Tuesday 15 October 2019

Joker

The first thing to say is that I would love for anyone with a lot of knowledge surrounding the comic character to comment on this post and help me out because it is difficult to write an accurate, factual review on this movie.

Just from watching the adverts I was not convinced about this movie. Joaquin Phoenix can do weird and crazy well but there is another side to the joker as well that just seemed to be missing from the trailers. The Joker is the one character who seems to make a new appearance on the superhero/villain scene with a new actor every five years or so. The question that I felt needed to be asked is "do we really need another interpretation of the Joker"? Especially considering that this movie was a DC movie and by definition, the best they can be is 'decent'. Looking back over the movies that they have made since 'The Dark Knight Rises', 'Superman: Man of Steel' was a good movie, 'Batman Vs Superman' was shocking, 'Suicide Squad' was a total flop, 'Wonderwoman' was actually decent, 'Justice League' was so terrible that I turned it off after ten minutes and I haven't even bothered to watch Aquaman. That's two decent movies out of the last six  which is very poor considering that 'the lego batman' movie was better than any DC film featuring Batman since the Christian Bale series. 

In this stand alone movie, The Joker is revealed to be called Arthur Fleck. My problem with naming the Joker and giving him a real back story is that there isn't much substance to support it. From the first introduction of this villain in the very first issue of Batman, he had no explanation and no back story.

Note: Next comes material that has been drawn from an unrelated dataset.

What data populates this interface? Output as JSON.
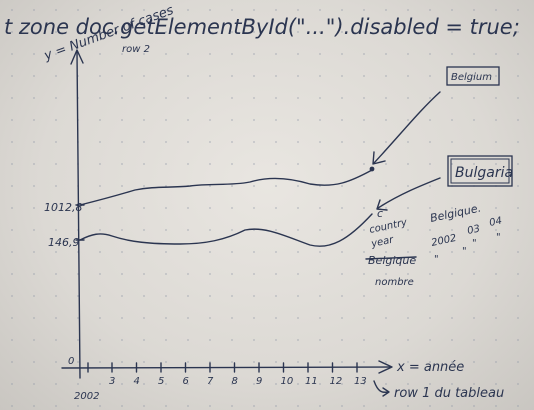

He was given no name and no parents. In 'The Dark Knight', Heath Ledger's Joker gives three different reasons as to how he got his scars, one of which involved his father and another involving his wife. He doesn't name them and because he gives multiple stories you don't believe that any of them are true. In Tim Burton's movie in 1989, Tommy Lee Jones portrays a character called Jack Napier who then becomes the Joker through the same methods described in the comics. In the Netflix series 'Gotham' the Valaska brothers are modelled on 'The Joker' and in this movie, Arthur Fleck is revealed to be 'The Joker'. My first issue with this is that if you are going to do a back story then use a name which has already been used. No one knows the real name of the Joker so why not try to use the same name and make the audience connect the characters in their heads?

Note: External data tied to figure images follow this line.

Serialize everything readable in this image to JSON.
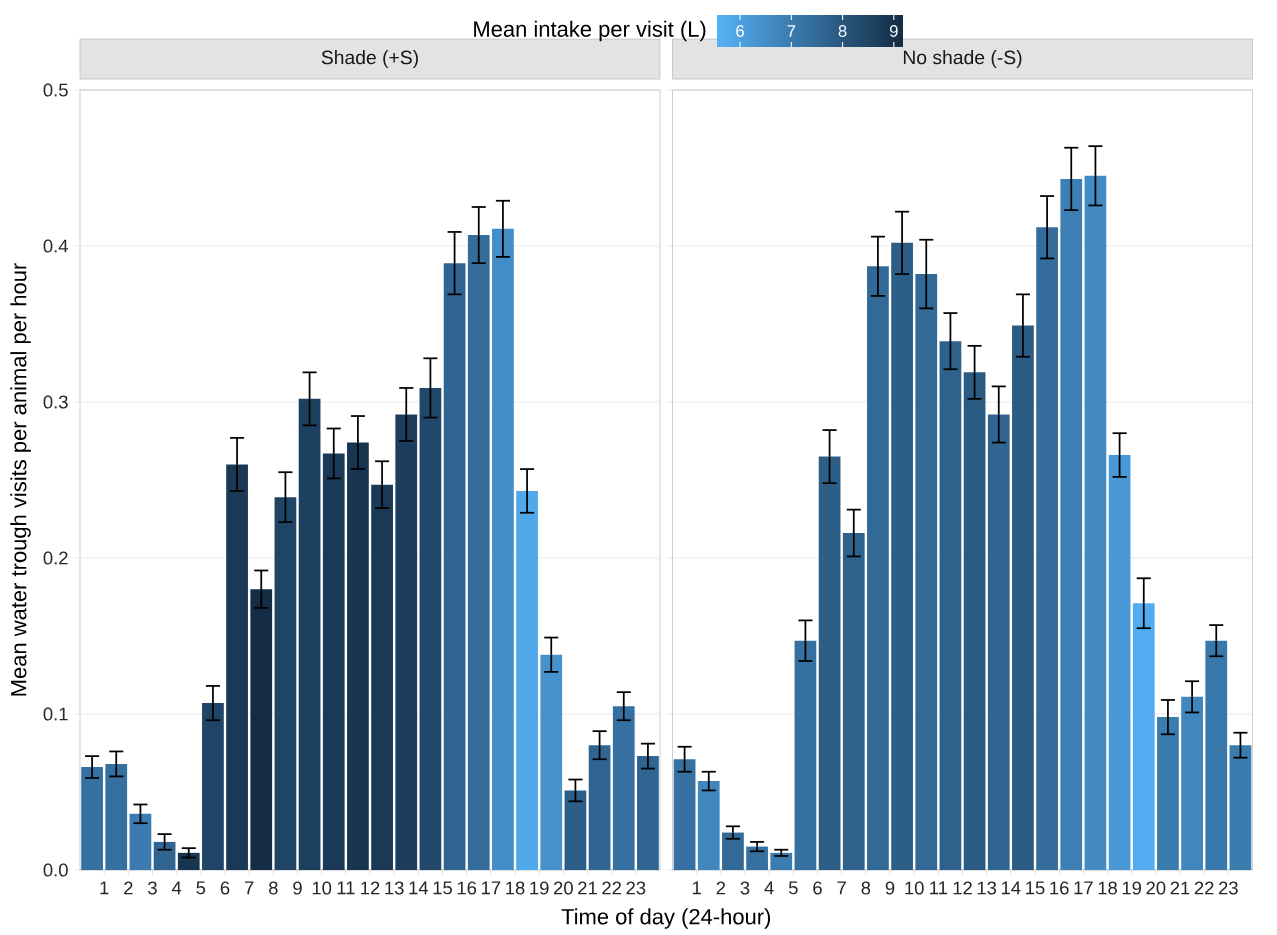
{
  "chart_data": [
    {
      "type": "bar",
      "title": "Shade (+S)",
      "xlabel": "Time of day (24-hour)",
      "ylabel": "Mean water trough visits per animal per hour",
      "clabel": "Mean intake per visit (L)",
      "clim": [
        5.55,
        9.18
      ],
      "cticks": [
        6,
        7,
        8,
        9
      ],
      "grid": "y",
      "x": [
        0.5,
        1.5,
        2.5,
        3.5,
        4.5,
        5.5,
        6.5,
        7.5,
        8.5,
        9.5,
        10.5,
        11.5,
        12.5,
        13.5,
        14.5,
        15.5,
        16.5,
        17.5,
        18.5,
        19.5,
        20.5,
        21.5,
        22.5,
        23.5
      ],
      "values": [
        0.066,
        0.068,
        0.036,
        0.018,
        0.011,
        0.107,
        0.26,
        0.18,
        0.239,
        0.302,
        0.267,
        0.274,
        0.247,
        0.292,
        0.309,
        0.389,
        0.407,
        0.411,
        0.243,
        0.138,
        0.051,
        0.08,
        0.105,
        0.073
      ],
      "errors": [
        0.007,
        0.008,
        0.006,
        0.005,
        0.003,
        0.011,
        0.017,
        0.012,
        0.016,
        0.017,
        0.016,
        0.017,
        0.015,
        0.017,
        0.019,
        0.02,
        0.018,
        0.018,
        0.014,
        0.011,
        0.007,
        0.009,
        0.009,
        0.008
      ],
      "cvalues": [
        7.3,
        7.3,
        7.0,
        7.6,
        8.9,
        8.5,
        8.8,
        9.15,
        8.5,
        8.6,
        8.8,
        8.9,
        8.8,
        8.7,
        8.4,
        7.6,
        7.4,
        6.5,
        5.8,
        6.4,
        7.8,
        7.6,
        7.3,
        7.6
      ],
      "xlim": [
        0,
        24
      ],
      "xticks": [
        1,
        2,
        3,
        4,
        5,
        6,
        7,
        8,
        9,
        10,
        11,
        12,
        13,
        14,
        15,
        16,
        17,
        18,
        19,
        20,
        21,
        22,
        23
      ],
      "ylim": [
        0,
        0.5
      ],
      "yticks": [
        {
          "value": 0,
          "label": "0.0"
        },
        {
          "value": 0.1,
          "label": "0.1"
        },
        {
          "value": 0.2,
          "label": "0.2"
        },
        {
          "value": 0.3,
          "label": "0.3"
        },
        {
          "value": 0.4,
          "label": "0.4"
        },
        {
          "value": 0.5,
          "label": "0.5"
        }
      ]
    },
    {
      "type": "bar",
      "title": "No shade (-S)",
      "grid": "y",
      "tick_labels": "x",
      "x": [
        0.5,
        1.5,
        2.5,
        3.5,
        4.5,
        5.5,
        6.5,
        7.5,
        8.5,
        9.5,
        10.5,
        11.5,
        12.5,
        13.5,
        14.5,
        15.5,
        16.5,
        17.5,
        18.5,
        19.5,
        20.5,
        21.5,
        22.5,
        23.5
      ],
      "values": [
        0.071,
        0.057,
        0.024,
        0.015,
        0.011,
        0.147,
        0.265,
        0.216,
        0.387,
        0.402,
        0.382,
        0.339,
        0.319,
        0.292,
        0.349,
        0.412,
        0.443,
        0.445,
        0.266,
        0.171,
        0.098,
        0.111,
        0.147,
        0.08
      ],
      "errors": [
        0.008,
        0.006,
        0.004,
        0.003,
        0.002,
        0.013,
        0.017,
        0.015,
        0.019,
        0.02,
        0.022,
        0.018,
        0.017,
        0.018,
        0.02,
        0.02,
        0.02,
        0.019,
        0.014,
        0.016,
        0.011,
        0.01,
        0.01,
        0.008
      ],
      "colors": [
        "#3670a0",
        "#4187be",
        "#326996",
        "#3670a0",
        "#3b7caf",
        "#3670a0",
        "#2d5e87",
        "#2e628c",
        "#326996",
        "#2d5e87",
        "#326996",
        "#2e628c",
        "#2b5a83",
        "#306591",
        "#2b5a83",
        "#346d9b",
        "#3d7fb4",
        "#438ac3",
        "#4a99d7",
        "#53abf0",
        "#3b7caf",
        "#4187be",
        "#3978aa",
        "#3b7caf"
      ],
      "xlim": [
        0,
        24
      ],
      "xticks": [
        1,
        2,
        3,
        4,
        5,
        6,
        7,
        8,
        9,
        10,
        11,
        12,
        13,
        14,
        15,
        16,
        17,
        18,
        19,
        20,
        21,
        22,
        23
      ],
      "ylim": [
        0,
        0.5
      ],
      "yticks": [
        {
          "value": 0,
          "label": null
        },
        {
          "value": 0.1,
          "label": null
        },
        {
          "value": 0.2,
          "label": null
        },
        {
          "value": 0.3,
          "label": null
        },
        {
          "value": 0.4,
          "label": null
        },
        {
          "value": 0.5,
          "label": null
        }
      ]
    }
  ]
}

Image result for jokerIn this movie, Arthur is a guy who isn't good at education. His writing is readable but not great, his speech is a little interesting and he doesn't come across as a guy who has an interest and talent for Chemical Engineering. In this movie he is a weird guy, suffering from mental health issues who doesn't eat, dances around, has no friends and works as a clown whilst living with his mother. You don't look at this guy and think that he is going to become potentially the worlds biggest super villain. No way can you look at this guy on the screen and think that. He's delusional, he thinks about killing himself and he kills people because he is crazy but he doesn't seem like a criminal mastermind who has thought out everything. 

I have to agree with the review in the Guardian. After he kills three boys on a train you lose interest in the movie. I felt like I was watching a history documentary where the murder of three innocent people triggered riots and revolts across the city. That is pretty much what happened in this movie and it just wasn't interesting. There wasn't any real action in this movie and it made it really hard to enjoy the movie. Joaquin Phoenix was good but he has given better performances. 

This movie is an interesting interpretation but it is very personalised in many ways and I highly doubt that it will become a box office hit just because it isn't the type of movie that you would go and see again with your other friends who didn't make it the first time around. Honestly, I don't even think that it is the type of movie that you can enjoy with your friends. It didn't trigger anything inside of me, I wasn't bored but I wasn't engaged. I wasn't angry, I was more just wondering why this movie was made. In this movie they hint that Arthur Fleck could be the son of Thomas Wayne, which would make him the brother of Batman but I can't recall ever reading about it in the comics or seeing that mentioned anywhere else so I wonder why they did it? The end of this movie also removes the league of Shadows from 'Batman Begins' and ruins the start of that movie, they don't follow on from each other but this one is trying to lead in to it and failing. I hear rumours that Robert Pattinson has been cast as Batman, which will be shocking, so maybe they will re-do all the movies and make them more terrible than some of them already are which means that this movie would finally fit in somewhere.

I would be interested to know if there is any original material out there, as in, material from the start when the Joker was just kicking off or was originally developed, that suggests his relationship with Thomas Wayne or his name? I'd like to know where the script writers got this idea from.